Ya hay gel, sobra el alcohol gel, hay con aloe, con aromas, en sachets pequeños. En todas partes hay abundancia de mascarillas, toallitas con cloro, papel confort. Lo que se agotó fue la paciencia. Es una agonía.
Devoro el libro de Claudia Donoso conversando con la poeta Stella Díaz Varín. Ella sí que supo de tropiezos, vejez, carencias. La palabra escondida se llama y es el típico libro que, antes, podrían no recomendar para momentos tan duros. Es, no me cabe duda, el libro de la temporada. Y por eso justamente es que ilumina. Es ahora que necesitamos las palabras escondidas y silentes de aquellos que lo han pasado mal.
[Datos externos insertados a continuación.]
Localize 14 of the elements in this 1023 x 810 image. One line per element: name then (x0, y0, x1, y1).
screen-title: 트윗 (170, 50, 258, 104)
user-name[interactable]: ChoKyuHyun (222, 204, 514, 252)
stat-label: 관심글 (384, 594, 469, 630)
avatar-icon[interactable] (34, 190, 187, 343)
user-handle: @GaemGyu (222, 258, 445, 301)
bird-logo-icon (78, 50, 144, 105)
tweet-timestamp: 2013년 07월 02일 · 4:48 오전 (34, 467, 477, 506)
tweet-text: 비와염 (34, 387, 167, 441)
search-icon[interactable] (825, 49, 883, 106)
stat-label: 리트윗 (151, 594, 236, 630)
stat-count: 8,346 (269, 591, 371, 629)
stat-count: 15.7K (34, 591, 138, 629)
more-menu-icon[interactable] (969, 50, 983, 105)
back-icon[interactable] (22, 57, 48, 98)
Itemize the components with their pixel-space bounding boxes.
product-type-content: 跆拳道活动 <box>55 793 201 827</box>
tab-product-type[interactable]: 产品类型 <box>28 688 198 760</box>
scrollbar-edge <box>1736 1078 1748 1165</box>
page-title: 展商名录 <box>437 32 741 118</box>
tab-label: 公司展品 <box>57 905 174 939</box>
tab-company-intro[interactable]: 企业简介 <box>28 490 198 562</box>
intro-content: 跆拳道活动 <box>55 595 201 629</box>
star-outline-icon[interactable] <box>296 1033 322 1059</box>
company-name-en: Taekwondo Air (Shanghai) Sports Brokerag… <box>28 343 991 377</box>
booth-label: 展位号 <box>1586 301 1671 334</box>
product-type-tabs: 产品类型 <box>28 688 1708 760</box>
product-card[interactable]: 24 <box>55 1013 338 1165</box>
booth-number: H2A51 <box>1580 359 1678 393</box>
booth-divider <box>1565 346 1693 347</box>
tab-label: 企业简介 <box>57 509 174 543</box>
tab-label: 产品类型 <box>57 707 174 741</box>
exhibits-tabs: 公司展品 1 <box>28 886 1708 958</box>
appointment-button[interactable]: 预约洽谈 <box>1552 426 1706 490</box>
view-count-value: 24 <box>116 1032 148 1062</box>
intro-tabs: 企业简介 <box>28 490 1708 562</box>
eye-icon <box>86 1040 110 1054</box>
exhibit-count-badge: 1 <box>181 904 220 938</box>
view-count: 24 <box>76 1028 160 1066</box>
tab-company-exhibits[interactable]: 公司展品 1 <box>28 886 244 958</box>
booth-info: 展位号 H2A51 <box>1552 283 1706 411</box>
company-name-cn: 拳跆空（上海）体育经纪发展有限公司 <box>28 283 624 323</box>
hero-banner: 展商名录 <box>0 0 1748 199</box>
Una vez miramos a los que les iba bien para guiarnos; ahora la confianza se deposita en los que saben cómo enfrentar estar a oscuras.
“¿Te vienen terrores con la muerte?”, le pregunta Claudia Donoso hace años a Stella. Ella le responde: “Ay, sí, espantosos, aunque a medida que se envejece uno la acepta y piensa: ¿Cuánto me quedará? Ya no es la cosa terrible, pero claro que hay pánico”
Así es: hay pánico.
Estamos en un estado de pánico colectivo.